Из-за гудящей толпы вышел весьма пожилой, весь седенький анчутка. На ногах он стоял неровно, кособочился и подрагивал. Опирался на палочку сучковатую.
Санька подступила к нему, присела напротив, чтобы не смотреть на старичка сверху вниз. Невежливо как-то…
Анчутка поманил ее белой лапкой. Склонись, мол, чтоб другие не подслушивали. Пролопотал на самое ухо:
— Арысь-поле…
— Кто? — переспросила Санька.
Она не слышала похожих названий… или имен. Если сирины и алконосты с единорогами всякими встречались на картинах и в сказках, то про эту… «рысь-поле» ей ничего прежде не попадалось.
Неожиданно из чащи донесся собачий лай, увлеченный и отчетливый. Басовитый, с густым эхом — вряд ли снова сойка дразнится. Анчутки как по команде прыснули в стороны и моментально попрятались, кто под домом, кто в кустах, в дырах, сквозящих под корнями деревьев.
Точно так же будто по отданному кем-то приказу, встали перед лешей оба волка, загородили ее своими спинами от невидимой в зарослях угрозы.
Тревога витала вокруг.
Мгновенно уловив повисшее в воздухе напряжение, Санька шикнула на ничего не понимающую Альбинку:
— А ну, живо в дом! Бегом! И дверь закрой!
Сама подхватила посох, вперилась немигающим взглядом в гущу колышущейся зелени.
Застыла в нервном ожидании.
Монстр вылетел на поляну неожиданно, оборвав цепочку нестройных Санькиных мыслей в единый миг. Похожий на легавую, черный как деготь, с углями глаз, адски-алых, тлеющих, словно остатки пламени в затухающей печи. Гигантская «собака Баскервилей», жуткая даже в дневном свете, размером крупнее любой знакомой Саньке большой породы. С телка не в переносном, а в прямом смысле слова.
Волки вздыбили шерсть еще сильнее, задрали палками хвосты.
Не боятся.
И злы.
Очень злы!
Впрочем, заявившееся на полянку чудище тоже особо не смущалось. Раскрыв гигантскую пасть, оно громогласно гавкнуло и кинулось на заблудней. Те не заставили себя ждать — ринулись навстречу. Белка на полном скаку сшиблась с адской легавой грудь в грудь, будучи легче, отлетела в сторону, перекатилась, визжа, в пыли…
Стрелок подскочил вторым.
Оба зверя, волк и адская собака, вскинулись на дыбы, схлестнулись, упали сцепившись и покатились по двору бешено рычащим клубком. Спустя мгновение в драку снова вступила Белка…
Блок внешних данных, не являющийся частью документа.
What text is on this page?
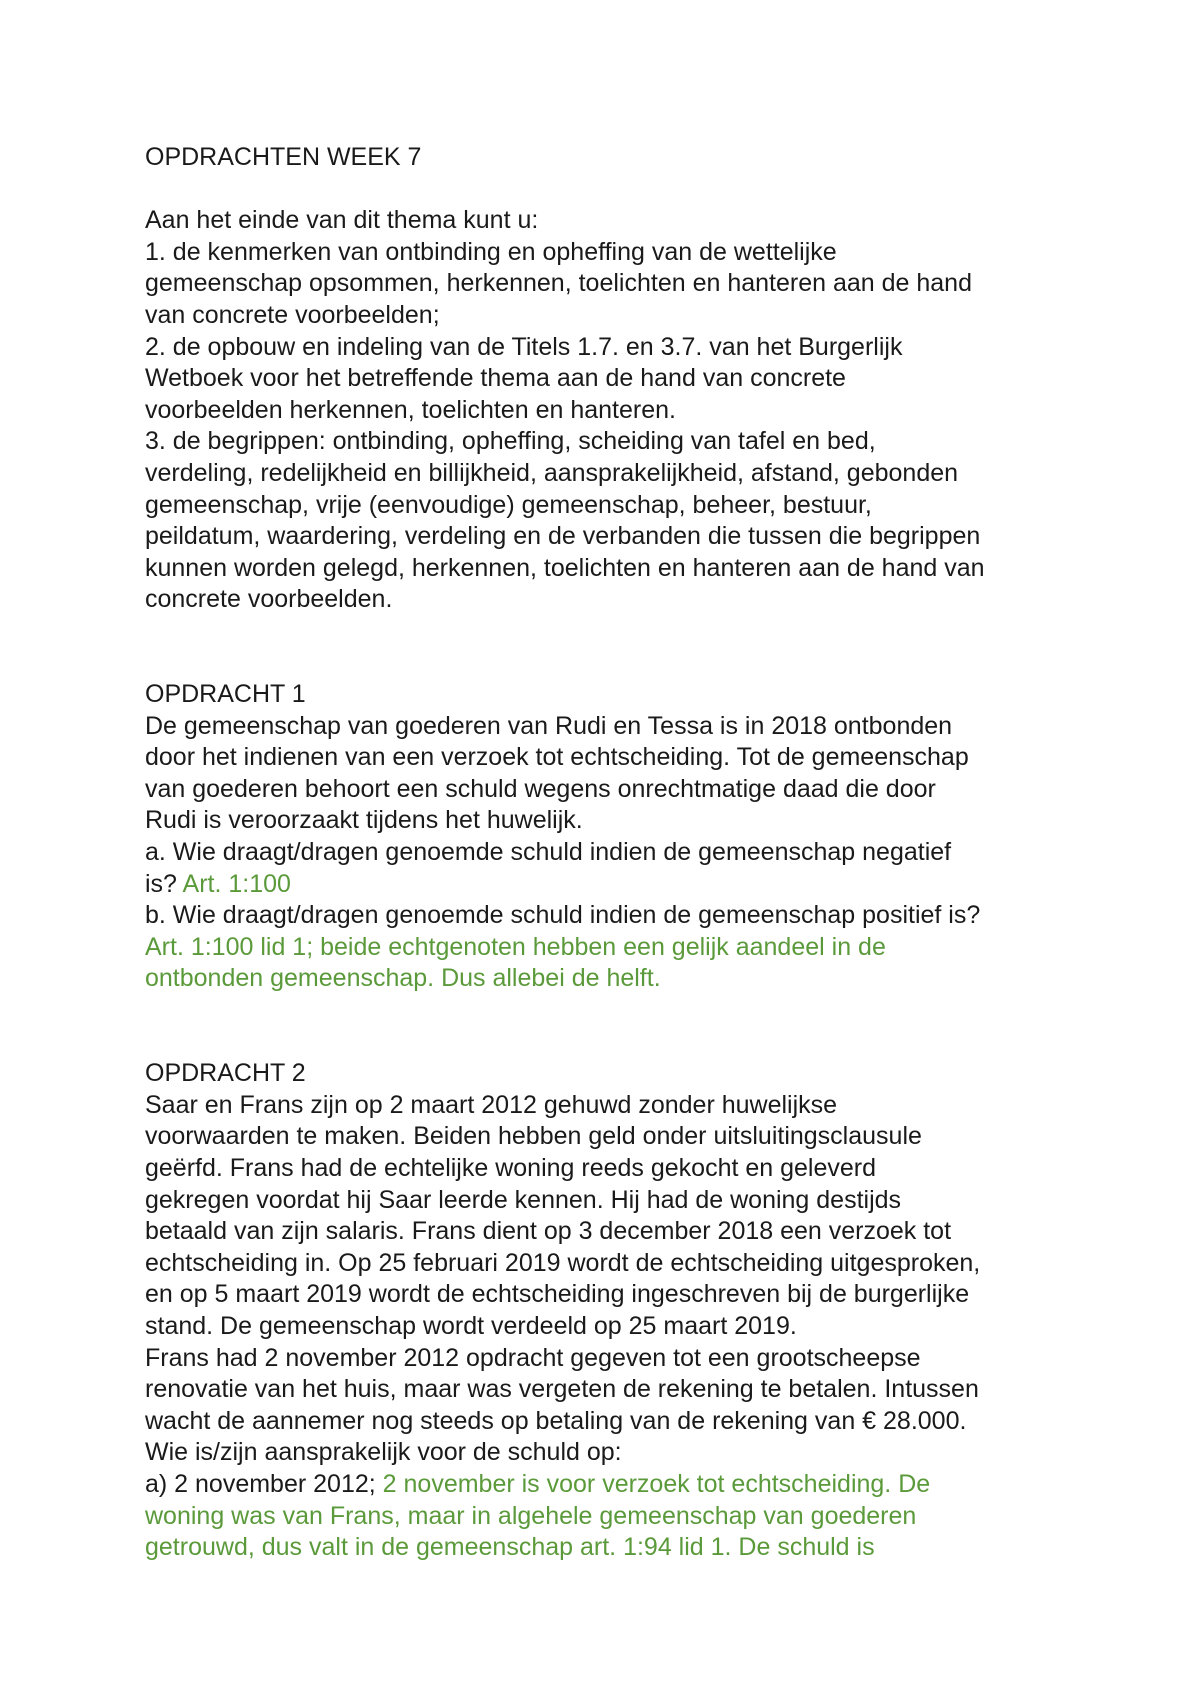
OPDRACHTEN WEEK 7
Aan het einde van dit thema kunt u:
1. de kenmerken van ontbinding en opheffing van de wettelijke
gemeenschap opsommen, herkennen, toelichten en hanteren aan de hand
van concrete voorbeelden;
2. de opbouw en indeling van de Titels 1.7. en 3.7. van het Burgerlijk
Wetboek voor het betreffende thema aan de hand van concrete
voorbeelden herkennen, toelichten en hanteren.
3. de begrippen: ontbinding, opheffing, scheiding van tafel en bed,
verdeling, redelijkheid en billijkheid, aansprakelijkheid, afstand, gebonden
gemeenschap, vrije (eenvoudige) gemeenschap, beheer, bestuur,
peildatum, waardering, verdeling en de verbanden die tussen die begrippen
kunnen worden gelegd, herkennen, toelichten en hanteren aan de hand van
concrete voorbeelden.
OPDRACHT 1
De gemeenschap van goederen van Rudi en Tessa is in 2018 ontbonden
door het indienen van een verzoek tot echtscheiding. Tot de gemeenschap
van goederen behoort een schuld wegens onrechtmatige daad die door
Rudi is veroorzaakt tijdens het huwelijk.
a. Wie draagt/dragen genoemde schuld indien de gemeenschap negatief
is? Art. 1:100
b. Wie draagt/dragen genoemde schuld indien de gemeenschap positief is?
Art. 1:100 lid 1; beide echtgenoten hebben een gelijk aandeel in de
ontbonden gemeenschap. Dus allebei de helft.
OPDRACHT 2
Saar en Frans zijn op 2 maart 2012 gehuwd zonder huwelijkse
voorwaarden te maken. Beiden hebben geld onder uitsluitingsclausule
geërfd. Frans had de echtelijke woning reeds gekocht en geleverd
gekregen voordat hij Saar leerde kennen. Hij had de woning destijds
betaald van zijn salaris. Frans dient op 3 december 2018 een verzoek tot
echtscheiding in. Op 25 februari 2019 wordt de echtscheiding uitgesproken,
en op 5 maart 2019 wordt de echtscheiding ingeschreven bij de burgerlijke
stand. De gemeenschap wordt verdeeld op 25 maart 2019.
Frans had 2 november 2012 opdracht gegeven tot een grootscheepse
renovatie van het huis, maar was vergeten de rekening te betalen. Intussen
wacht de aannemer nog steeds op betaling van de rekening van € 28.000.
Wie is/zijn aansprakelijk voor de schuld op:
a) 2 november 2012; 2 november is voor verzoek tot echtscheiding. De
woning was van Frans, maar in algehele gemeenschap van goederen
getrouwd, dus valt in de gemeenschap art. 1:94 lid 1. De schuld is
Санька застыла на несколько секунд, огорошенная происходящим.
— Мама, сделай что-нибудь! Помоги им! — Альбинкин перепуганный голосок вывел из ступора.
Дочка так и не закрыла дверь и теперь наблюдала из-за нее за происходящим, округлив глаза…
Посох со свистом рассек воздух, готовясь опуститься на хребет жуткой псины, рвущей ухо несчастному Стрелку, но прикоснуться к черному хребту не успел — с кристалла в навершии сорвался пучок белых молний и прошил насквозь напавшего на заблудней монстра. На секунду его тело подсветилось изнутри, став полупрозрачным, как рентгеновский снимок, а потом ком из сражающихся животных резко распался. Волки отскочили в одну сторону, «собака Баскервилей» отпрыгнула в другую, закрутилась на месте, щелкая мощными челюстями и пуская изо рта дым, после чего, скуля и воя, бросилась прочь с места битвы.
Вдали — по Санькиным прикидкам прилично за озером — загробно и глухо пропел рог. Далеким эхом раскатился лай еще нескольких собак.
Где-то там шла охота.
Звуки постепенно удалились и растворились в шорохе леса.
Все дальше и дальше на северо-запад удалялся рог, пока звук его окончательно не стих…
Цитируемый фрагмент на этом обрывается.